Our work was skilled. We created hand-carved furniture for the DRs to enjoy. We wove clothes for the DRs to wear. And we formed vast conveyor lines of people to assemble DR artefacts – music players, cars, airplanes, flyboards, personal computers and mobile phones. The components were all precision-created by machines which we serviced and tended.

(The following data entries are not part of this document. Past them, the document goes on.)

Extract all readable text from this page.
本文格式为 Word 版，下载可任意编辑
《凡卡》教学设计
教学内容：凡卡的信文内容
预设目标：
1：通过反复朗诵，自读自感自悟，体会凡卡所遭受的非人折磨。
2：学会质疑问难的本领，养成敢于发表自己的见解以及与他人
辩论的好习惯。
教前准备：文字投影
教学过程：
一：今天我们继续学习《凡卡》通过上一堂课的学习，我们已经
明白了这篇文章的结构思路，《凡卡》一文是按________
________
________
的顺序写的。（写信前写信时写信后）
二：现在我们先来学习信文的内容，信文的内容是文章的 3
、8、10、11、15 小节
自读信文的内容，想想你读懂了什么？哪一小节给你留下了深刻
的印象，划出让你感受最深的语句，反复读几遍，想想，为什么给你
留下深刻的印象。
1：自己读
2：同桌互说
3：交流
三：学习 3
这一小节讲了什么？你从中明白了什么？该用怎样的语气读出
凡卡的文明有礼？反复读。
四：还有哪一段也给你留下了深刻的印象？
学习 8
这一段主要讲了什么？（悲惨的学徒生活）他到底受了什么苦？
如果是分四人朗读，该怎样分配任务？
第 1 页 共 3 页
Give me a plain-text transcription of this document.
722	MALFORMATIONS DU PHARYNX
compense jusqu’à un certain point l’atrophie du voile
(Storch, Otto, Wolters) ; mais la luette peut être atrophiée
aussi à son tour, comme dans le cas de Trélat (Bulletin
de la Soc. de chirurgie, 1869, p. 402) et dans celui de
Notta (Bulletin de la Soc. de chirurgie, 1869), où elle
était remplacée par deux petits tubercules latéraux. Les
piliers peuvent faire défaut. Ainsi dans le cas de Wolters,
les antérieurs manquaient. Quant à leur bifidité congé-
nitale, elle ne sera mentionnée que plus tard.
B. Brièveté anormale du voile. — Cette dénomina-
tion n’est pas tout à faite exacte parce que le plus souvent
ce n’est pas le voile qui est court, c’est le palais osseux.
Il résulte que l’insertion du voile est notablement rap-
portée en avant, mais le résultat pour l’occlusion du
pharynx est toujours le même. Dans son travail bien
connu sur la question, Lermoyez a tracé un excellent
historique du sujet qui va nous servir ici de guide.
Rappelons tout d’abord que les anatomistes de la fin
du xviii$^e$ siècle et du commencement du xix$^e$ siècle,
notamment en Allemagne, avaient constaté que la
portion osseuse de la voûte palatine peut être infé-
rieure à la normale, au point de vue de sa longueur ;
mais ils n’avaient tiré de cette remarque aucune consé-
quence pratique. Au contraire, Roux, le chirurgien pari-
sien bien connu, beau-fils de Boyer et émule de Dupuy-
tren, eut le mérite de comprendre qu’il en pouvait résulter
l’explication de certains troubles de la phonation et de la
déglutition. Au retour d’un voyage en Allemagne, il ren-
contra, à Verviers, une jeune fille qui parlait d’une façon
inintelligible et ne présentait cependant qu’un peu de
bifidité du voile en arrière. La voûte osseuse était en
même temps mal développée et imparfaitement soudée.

But it was cheaper and easier for humans to slot the individual components together into their wholes, than to build a machine to do it.
My father was a Surface Human, and every day he joined an army of workers who trooped up to the surface to maintain the perfect idyll that was Cambria. Some were gardeners, some pruned trees, some tended and fed the wild animals. There were vast vineyards covering Cambria, and some workers had the vital task of picking these grapes and treading them in the old-fashioned way with their feet to turn the grape juice into wine. Other humans tended the olive trees, the apple and orange trees, the potato fields. Some grew marrows and courgettes. Some created exotic hybrid fruit and vegetables.
Some, the privileged few, were Chefs, responsible for cooking and preparing by hand magnificent meals for the frequent DR banquets. Some were Waiters, some were Bartenders. But every night, the Surface Humans retired to their underground cavern homes, where they rejoined their families and participated in the human community we called True Cambria.
It wasn’t a bad life, by and large. The underground caverns were a natural formation, caused by extreme volcanic action, and they formed a subterranean subworld that stretched beneath the entire planet. The caverns were often vast, and the rock formations were extraordinary. This was my playground as a child. We played hide and seek, we played football, we swam in underground lakes. Children were never taken to the surface, so we never knew what we were missing. But I often think that given a choice between an underground cave and a field in sunlight – I would have chosen the cave. There was something magical and hidden about the world we lived in.
And we had creature comforts too. We had food, plenty of water, alcohol when we needed it. We grew our own crops. We tended herds of animals. We wrote novels and poems and performed dramas for each other. But we had no knowledge of science, an entirely warped and blinkered version of our own history, and no concept of the methodology and principles of Quantum Beacon interstellar communication. Some intellectuals argued that, in fact, the community of Humans stretched across large portions of the Home Galaxy; and that humans were the dominant species in space. But we found that hard to believe. DRs were, to us, our gods.
Yet as a child, I never fully understood what a DR really was. Not, that is, until my first Summer Fair.
My sister Sheena and I were chosen to go together. She was sixteen, I was seventeen. She was a beautiful child; and I was a fit, handsome, arrogant young man. We felt proud to be selected for the Fair. I knew of course that sex was involved. But I was not a virgin, and neither was Sheena. We were prepared and willing and hungry for new experiences.
I still remember the tingle of anticipation as the elevator took us up to the surface. We were given goggles to wear to protect us from the sunlight. But even so, when we took our first steps into the outside world, we were dazzled by the blazing light. Slowly our vision corrected itself, and we began, even through the goggles, to see the colours and richness of the land. The blazing yellow sun, the green fields, the brown bark of the trees, the pink and purple flowers, the blue lakes and streams and rivers.